La vera novità per la serie è invece l'adozione del motion capture e face capture per l'animazione dei personaggi e delle loro espressioni facciali, e la differenza è notevole: Alex gioca tantissimo con le proprie movenze ed espressioni, ma non è l’unica perché tutti gli abitanti di Haven Springs riescono a mostrare con efficacia le proprie emozioni anche stando in silenzio e questo rappresenta, a mio parere, il più grande salto di qualità della serie. Il comparto tecnico, con questa aggiunta, risulta essere il migliore di tutti i titoli usciti finora, non solo in termini di motion capture ma anche in quelli puramente estetici, con una miglior resa grafica e texture più pulite e definite. Dal punto di vista del frame-rate invece il gioco rimane fisso a 30 fps indipendentemente dall'hardware: gli sviluppatori hanno spiegato che si tratta di una scelta artistica volta a mantenere la "fedeltà cinematografica" dell'esperienza.
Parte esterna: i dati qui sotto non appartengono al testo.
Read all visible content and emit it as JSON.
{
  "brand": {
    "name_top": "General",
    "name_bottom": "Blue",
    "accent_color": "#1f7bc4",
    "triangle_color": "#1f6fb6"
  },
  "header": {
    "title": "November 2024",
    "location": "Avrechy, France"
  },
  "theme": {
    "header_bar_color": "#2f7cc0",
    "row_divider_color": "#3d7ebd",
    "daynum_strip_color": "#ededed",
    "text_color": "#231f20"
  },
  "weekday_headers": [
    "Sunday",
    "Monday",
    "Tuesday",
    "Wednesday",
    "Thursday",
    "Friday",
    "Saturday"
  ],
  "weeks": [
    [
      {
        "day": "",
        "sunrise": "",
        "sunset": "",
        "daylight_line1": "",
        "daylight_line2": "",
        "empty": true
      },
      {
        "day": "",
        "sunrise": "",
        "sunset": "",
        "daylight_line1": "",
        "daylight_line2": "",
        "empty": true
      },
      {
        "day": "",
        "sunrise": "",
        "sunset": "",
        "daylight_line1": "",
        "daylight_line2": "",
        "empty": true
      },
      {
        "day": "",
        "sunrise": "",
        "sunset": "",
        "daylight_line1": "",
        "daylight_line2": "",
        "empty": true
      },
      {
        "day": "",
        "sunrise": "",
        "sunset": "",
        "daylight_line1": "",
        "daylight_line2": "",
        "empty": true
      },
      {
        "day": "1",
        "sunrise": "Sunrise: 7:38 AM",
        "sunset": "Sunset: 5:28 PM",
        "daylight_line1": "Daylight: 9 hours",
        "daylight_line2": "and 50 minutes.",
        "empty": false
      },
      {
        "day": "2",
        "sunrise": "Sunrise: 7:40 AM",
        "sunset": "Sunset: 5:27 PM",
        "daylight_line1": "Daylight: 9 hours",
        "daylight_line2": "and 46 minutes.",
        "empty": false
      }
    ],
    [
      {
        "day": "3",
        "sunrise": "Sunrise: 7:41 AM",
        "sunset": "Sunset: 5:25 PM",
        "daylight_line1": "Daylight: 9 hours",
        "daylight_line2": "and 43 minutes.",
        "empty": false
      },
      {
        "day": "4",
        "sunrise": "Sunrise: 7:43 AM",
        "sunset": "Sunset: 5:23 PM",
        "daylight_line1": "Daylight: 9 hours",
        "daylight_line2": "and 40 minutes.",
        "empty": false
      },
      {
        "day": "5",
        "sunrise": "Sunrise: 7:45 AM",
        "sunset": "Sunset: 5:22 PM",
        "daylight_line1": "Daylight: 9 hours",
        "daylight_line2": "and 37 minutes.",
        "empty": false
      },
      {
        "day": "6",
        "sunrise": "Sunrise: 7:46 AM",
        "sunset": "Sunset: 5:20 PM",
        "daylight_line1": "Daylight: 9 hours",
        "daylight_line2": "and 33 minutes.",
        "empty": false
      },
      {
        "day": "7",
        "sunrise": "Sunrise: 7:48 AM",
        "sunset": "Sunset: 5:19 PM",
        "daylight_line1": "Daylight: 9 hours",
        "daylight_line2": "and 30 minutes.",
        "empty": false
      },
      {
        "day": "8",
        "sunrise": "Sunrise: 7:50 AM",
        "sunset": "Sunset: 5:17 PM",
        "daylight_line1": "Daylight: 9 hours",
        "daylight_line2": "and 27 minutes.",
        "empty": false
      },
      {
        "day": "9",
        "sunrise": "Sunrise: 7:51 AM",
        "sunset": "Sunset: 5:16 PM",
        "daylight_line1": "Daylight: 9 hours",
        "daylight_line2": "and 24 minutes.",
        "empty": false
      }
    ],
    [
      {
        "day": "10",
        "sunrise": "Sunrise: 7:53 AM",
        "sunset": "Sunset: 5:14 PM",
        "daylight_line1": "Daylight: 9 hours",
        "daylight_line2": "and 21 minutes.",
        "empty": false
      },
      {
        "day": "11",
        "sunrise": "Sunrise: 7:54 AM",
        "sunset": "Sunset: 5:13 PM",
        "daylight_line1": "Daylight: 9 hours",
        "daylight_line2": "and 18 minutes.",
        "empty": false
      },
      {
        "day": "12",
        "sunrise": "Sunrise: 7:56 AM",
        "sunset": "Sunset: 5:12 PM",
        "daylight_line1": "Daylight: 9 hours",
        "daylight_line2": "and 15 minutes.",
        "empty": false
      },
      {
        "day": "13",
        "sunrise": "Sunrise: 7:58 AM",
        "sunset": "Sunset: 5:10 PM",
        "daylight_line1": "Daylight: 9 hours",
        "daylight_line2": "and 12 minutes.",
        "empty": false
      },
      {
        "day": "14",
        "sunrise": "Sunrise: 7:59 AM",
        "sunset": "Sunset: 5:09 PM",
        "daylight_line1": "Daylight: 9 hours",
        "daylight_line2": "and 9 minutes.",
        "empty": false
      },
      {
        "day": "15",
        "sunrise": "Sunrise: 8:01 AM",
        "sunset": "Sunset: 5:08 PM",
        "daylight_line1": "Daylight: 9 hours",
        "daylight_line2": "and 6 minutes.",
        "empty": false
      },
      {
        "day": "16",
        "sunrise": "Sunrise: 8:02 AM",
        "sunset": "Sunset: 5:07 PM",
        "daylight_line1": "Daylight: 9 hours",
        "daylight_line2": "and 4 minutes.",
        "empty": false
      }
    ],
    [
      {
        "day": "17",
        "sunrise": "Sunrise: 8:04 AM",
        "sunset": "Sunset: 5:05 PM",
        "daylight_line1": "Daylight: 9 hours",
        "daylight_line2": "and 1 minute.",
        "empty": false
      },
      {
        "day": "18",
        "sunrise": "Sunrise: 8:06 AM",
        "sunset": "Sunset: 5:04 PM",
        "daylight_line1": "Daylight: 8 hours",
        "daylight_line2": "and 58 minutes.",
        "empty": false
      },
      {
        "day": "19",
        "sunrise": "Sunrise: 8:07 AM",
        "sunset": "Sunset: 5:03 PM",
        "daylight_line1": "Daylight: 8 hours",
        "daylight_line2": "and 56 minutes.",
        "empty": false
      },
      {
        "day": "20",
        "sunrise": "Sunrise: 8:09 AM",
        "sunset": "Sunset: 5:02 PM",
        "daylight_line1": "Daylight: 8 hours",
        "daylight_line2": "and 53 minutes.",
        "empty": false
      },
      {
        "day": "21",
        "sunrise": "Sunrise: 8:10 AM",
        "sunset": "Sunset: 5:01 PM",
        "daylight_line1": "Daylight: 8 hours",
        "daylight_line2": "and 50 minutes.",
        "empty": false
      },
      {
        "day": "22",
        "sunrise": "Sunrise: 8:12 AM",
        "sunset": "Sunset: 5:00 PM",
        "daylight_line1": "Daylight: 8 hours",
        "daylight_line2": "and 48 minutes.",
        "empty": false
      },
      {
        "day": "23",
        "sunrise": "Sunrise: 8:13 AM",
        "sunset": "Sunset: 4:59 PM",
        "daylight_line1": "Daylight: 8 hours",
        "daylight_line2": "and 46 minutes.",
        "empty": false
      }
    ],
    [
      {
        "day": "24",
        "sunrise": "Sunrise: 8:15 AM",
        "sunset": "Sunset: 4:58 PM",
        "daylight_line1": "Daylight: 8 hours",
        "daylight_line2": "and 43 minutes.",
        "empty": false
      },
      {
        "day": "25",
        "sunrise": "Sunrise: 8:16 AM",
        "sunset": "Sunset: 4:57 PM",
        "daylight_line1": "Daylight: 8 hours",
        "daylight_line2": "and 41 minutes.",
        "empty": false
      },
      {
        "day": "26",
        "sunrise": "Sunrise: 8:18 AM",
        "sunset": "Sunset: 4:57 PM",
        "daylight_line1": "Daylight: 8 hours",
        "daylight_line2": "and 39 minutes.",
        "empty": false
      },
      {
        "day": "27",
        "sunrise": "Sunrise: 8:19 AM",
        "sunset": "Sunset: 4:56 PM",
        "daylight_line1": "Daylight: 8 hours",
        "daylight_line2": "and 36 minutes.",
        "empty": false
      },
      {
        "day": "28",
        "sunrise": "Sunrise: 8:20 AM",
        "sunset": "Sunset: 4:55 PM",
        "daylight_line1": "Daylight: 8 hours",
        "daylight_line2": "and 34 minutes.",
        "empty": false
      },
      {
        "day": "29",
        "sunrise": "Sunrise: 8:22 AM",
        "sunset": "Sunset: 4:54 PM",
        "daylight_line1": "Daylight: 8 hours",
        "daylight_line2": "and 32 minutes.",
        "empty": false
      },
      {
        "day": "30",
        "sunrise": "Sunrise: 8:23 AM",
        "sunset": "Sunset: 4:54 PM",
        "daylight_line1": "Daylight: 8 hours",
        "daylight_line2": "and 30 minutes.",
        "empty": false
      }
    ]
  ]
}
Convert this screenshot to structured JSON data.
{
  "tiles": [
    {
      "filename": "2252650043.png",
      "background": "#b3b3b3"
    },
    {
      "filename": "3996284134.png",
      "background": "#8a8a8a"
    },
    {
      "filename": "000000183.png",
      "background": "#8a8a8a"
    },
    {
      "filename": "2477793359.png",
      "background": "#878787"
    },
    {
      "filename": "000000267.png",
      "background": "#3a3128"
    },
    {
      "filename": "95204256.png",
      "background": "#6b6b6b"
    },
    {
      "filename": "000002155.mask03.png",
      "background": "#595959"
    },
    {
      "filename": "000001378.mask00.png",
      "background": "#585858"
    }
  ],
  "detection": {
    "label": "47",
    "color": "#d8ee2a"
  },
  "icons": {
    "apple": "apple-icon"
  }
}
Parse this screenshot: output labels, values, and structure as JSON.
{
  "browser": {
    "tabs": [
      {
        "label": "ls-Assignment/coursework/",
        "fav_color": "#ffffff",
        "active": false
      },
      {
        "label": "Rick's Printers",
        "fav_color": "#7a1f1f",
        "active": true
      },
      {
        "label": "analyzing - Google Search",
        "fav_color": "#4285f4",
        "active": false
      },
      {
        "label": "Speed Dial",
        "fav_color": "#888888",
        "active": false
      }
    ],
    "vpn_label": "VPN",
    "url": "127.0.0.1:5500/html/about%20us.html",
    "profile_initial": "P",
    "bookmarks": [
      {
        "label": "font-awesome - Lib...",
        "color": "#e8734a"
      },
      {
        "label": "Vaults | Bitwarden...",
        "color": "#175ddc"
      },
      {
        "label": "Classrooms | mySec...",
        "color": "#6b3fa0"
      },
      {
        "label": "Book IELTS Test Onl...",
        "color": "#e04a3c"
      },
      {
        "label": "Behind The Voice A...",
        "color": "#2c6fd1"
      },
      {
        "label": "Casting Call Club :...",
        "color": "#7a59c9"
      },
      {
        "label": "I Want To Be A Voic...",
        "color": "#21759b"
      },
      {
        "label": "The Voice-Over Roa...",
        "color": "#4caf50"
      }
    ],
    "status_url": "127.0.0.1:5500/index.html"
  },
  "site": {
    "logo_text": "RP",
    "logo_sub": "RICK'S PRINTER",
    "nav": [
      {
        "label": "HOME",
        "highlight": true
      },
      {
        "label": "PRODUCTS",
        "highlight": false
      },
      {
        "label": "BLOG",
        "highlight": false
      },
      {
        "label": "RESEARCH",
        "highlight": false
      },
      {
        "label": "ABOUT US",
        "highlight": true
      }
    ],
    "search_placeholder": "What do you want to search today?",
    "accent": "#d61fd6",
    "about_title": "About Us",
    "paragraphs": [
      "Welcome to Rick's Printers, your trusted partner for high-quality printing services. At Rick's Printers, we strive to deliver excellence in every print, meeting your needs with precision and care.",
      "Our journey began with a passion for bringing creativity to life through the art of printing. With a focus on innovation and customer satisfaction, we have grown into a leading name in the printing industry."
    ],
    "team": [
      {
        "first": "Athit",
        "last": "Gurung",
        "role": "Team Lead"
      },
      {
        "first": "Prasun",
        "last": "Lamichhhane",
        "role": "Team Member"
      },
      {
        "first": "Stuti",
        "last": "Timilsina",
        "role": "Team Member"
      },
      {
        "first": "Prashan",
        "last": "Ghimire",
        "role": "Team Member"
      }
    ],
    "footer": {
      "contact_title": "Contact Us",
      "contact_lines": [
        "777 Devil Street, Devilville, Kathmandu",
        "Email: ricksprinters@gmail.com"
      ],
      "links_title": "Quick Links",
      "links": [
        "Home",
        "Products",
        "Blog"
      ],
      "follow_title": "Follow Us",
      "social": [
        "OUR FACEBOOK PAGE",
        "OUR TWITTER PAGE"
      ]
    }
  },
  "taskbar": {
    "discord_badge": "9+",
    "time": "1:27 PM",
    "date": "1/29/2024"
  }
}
Ottima la colonna sonora, anche se non ci saremmo aspettati di meno da questa serie: le canzoni sono tutte molto varie e belle, contribuendo ad immergerci nella cittadina di Haven Springs con pezzi acustici e voci particolari. La localizzazione, come da tradizione della serie, presenta testi e sottotitoli in italiano con il doppiaggio che rimane in lingua originale.